Strategi semantis adalah strategi penerjemahan yang dilakukan dengan pertimbangan makna. Strategi ini ada yang diaplikasikan pada tataran kata, frasa, maupun kalausa dan kalimat. Strategi ini antara lain salah satunya adalah mencakup teknik modulasi.[4]

 

Teknik Modulasi

Teknik modulasi (pergeseran makna) merupakan penerjemahan yang mengubah sudut pandang, fokus atau kategori kognitif yang berkaitan dengan teks sumbernya. Menurut Nida dan Taber menyatakan, bahwa Pergeseran dalam penerjemahan hanya dilakukan guna mendapatkan kesepadanan makna bukan bentuknya. Teknik yang satu ini membutuhkan kreatifitas tingkat tinggi, karena kita dituntut untuk melihat sudut pandang lain dari sebuah kalimat. Perubahan sudut pandang tersebut dapat bersifat leksikal atau struktural. Kalau secara leksikal tidak begitu sulit, hanya seputar perubahan makna kata. Kalau perubahan struktural contoh yang paling sering kelihatan adalah perubahan kalimat aktif yang ada di bahasa sumber menjadi kalimat pasif di bahasa sasaran, dan atau sebaliknya. Coba perhatikan contoh tabel di bawah ini:

Tabel V

Bahasa Sumber

Bahasa Sasaran

Modulasi Leksikal

زوجتك

 

Saya kawinkan kamu

Saya jodohkan kamu

 

Secara terjemah harfiah adalah “saya kawinkan kamu”. Maka dengan strategi modulasi leksikal dapat diperbaiki menjadi “saya jodohkan kamu”.
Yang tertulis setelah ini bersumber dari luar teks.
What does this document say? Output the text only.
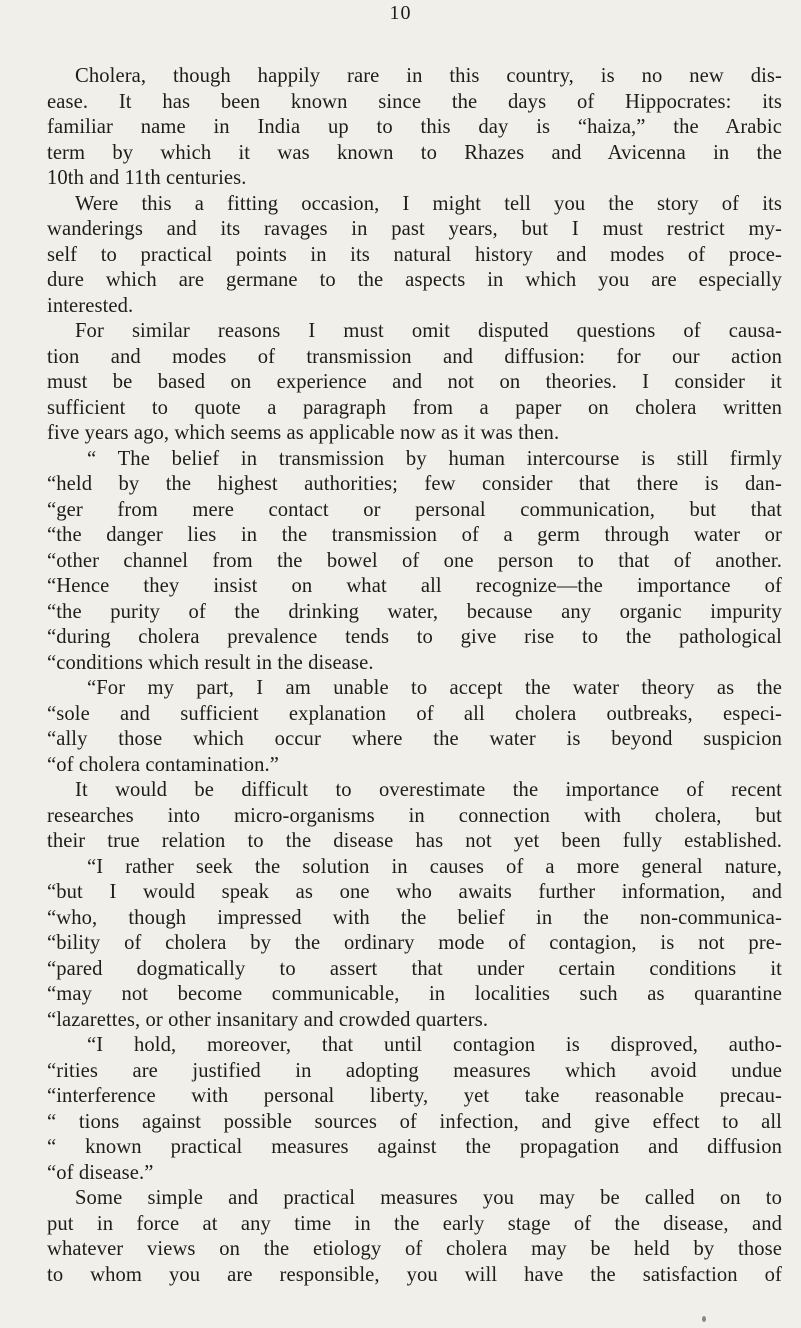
10
Cholera, though happily rare in this country, is no new dis-
ease. It has been known since the days of Hippocrates: its
familiar name in India up to this day is “haiza,” the Arabic
term by which it was known to Rhazes and Avicenna in the
10th and 11th centuries.
Were this a fitting occasion, I might tell you the story of its
wanderings and its ravages in past years, but I must restrict my-
self to practical points in its natural history and modes of proce-
dure which are germane to the aspects in which you are especially
interested.
For similar reasons I must omit disputed questions of causa-
tion and modes of transmission and diffusion: for our action
must be based on experience and not on theories. I consider it
sufficient to quote a paragraph from a paper on cholera written
five years ago, which seems as applicable now as it was then.
“ The belief in transmission by human intercourse is still firmly
“held by the highest authorities; few consider that there is dan-
“ger from mere contact or personal communication, but that
“the danger lies in the transmission of a germ through water or
“other channel from the bowel of one person to that of another.
“Hence they insist on what all recognize—the importance of
“the purity of the drinking water, because any organic impurity
“during cholera prevalence tends to give rise to the pathological
“conditions which result in the disease.
“For my part, I am unable to accept the water theory as the
“sole and sufficient explanation of all cholera outbreaks, especi-
“ally those which occur where the water is beyond suspicion
“of cholera contamination.”
It would be difficult to overestimate the importance of recent
researches into micro-organisms in connection with cholera, but
their true relation to the disease has not yet been fully established.
“I rather seek the solution in causes of a more general nature,
“but I would speak as one who awaits further information, and
“who, though impressed with the belief in the non-communica-
“bility of cholera by the ordinary mode of contagion, is not pre-
“pared dogmatically to assert that under certain conditions it
“may not become communicable, in localities such as quarantine
“lazarettes, or other insanitary and crowded quarters.
“I hold, moreover, that until contagion is disproved, autho-
“rities are justified in adopting measures which avoid undue
“interference with personal liberty, yet take reasonable precau-
“ tions against possible sources of infection, and give effect to all
“ known practical measures against the propagation and diffusion
“of disease.”
Some simple and practical measures you may be called on to
put in force at any time in the early stage of the disease, and
whatever views on the etiology of cholera may be held by those
to whom you are responsible, you will have the satisfaction of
Selanjutnya, modulasi struktural yang bersifat wajib karena tuntutan bahasa sasaran yang struktur bahasa dan budaya yang berbeda. Sehingga hal ini wajib dilakukan agar mendapatkan hasil terjemahan yang mudah di pahami oleh pembaca dengan tanpa merubah makna bahasa sumber.

Untuk lebih jelasnya, coba perhatikan contoh modulasi struktural pada tabel di bawah ini:

 

Tabel VI

Bahasa Sumber

Bahasa Sasaran

Modulasi Struktural

انكحتك فاطمة

 

Saya menikahkan Fatimah kepadamu

saya nikahkan Fatimah kepadamu

 

Dengan demikian strategi dan teknik penerjemahan di atas dapat diterapkan dalam menerjemhakan teks akad nikah. Dengan penerapan strategi dan teknik ini, diharapkan menghasilkan kualitas terjemahan yang luwes dan tidak kaku. Artinya hasil terjemhan harus disampaikan secara utuh kedalam bahasa sasaran dan mampu mendekati makna bahasa sumber dengan sempurna.

Ada parameter untuk menentukan kualitas terjemahan. Kualitas terjemahan dapat diukur dari keberakuratan, keterbacaan, dan keberterimaan hasil  terjemahan tersebut. Jika ada informasi yang tidak tersampaikan, terjemahan menjadi kurang akurat atau tidak akurat. Yang harus dijaga dalam penerjemahan adalah tidak ada tempat untuk opini pribadi. Namun penerjemah hanya dapat memberi catatan kaki bilamana ada istilah yang cukup sulit untuk dimengerti.

 

B.    Hasil Terjemah Teks Akad Nikah

Adapun sumber rujukan pabriksasi teks akad nikah (sighat ijab kabul nikah) adalah bahasa Arab. Oleh karena itu dalam hasil terjemahan teks akad nikah di sini maksudnya adalah terjemahan teks akad nikah bahasa Arab ke bahasa Indonesia dengan pendekatan dan menggunakan strategi dan teknik yang disebut di atas. Ada dua poin yang hendak dipaparkan pada hasil terjemahan teks akad nikah yaitu ijab nikah dan kabul nikah.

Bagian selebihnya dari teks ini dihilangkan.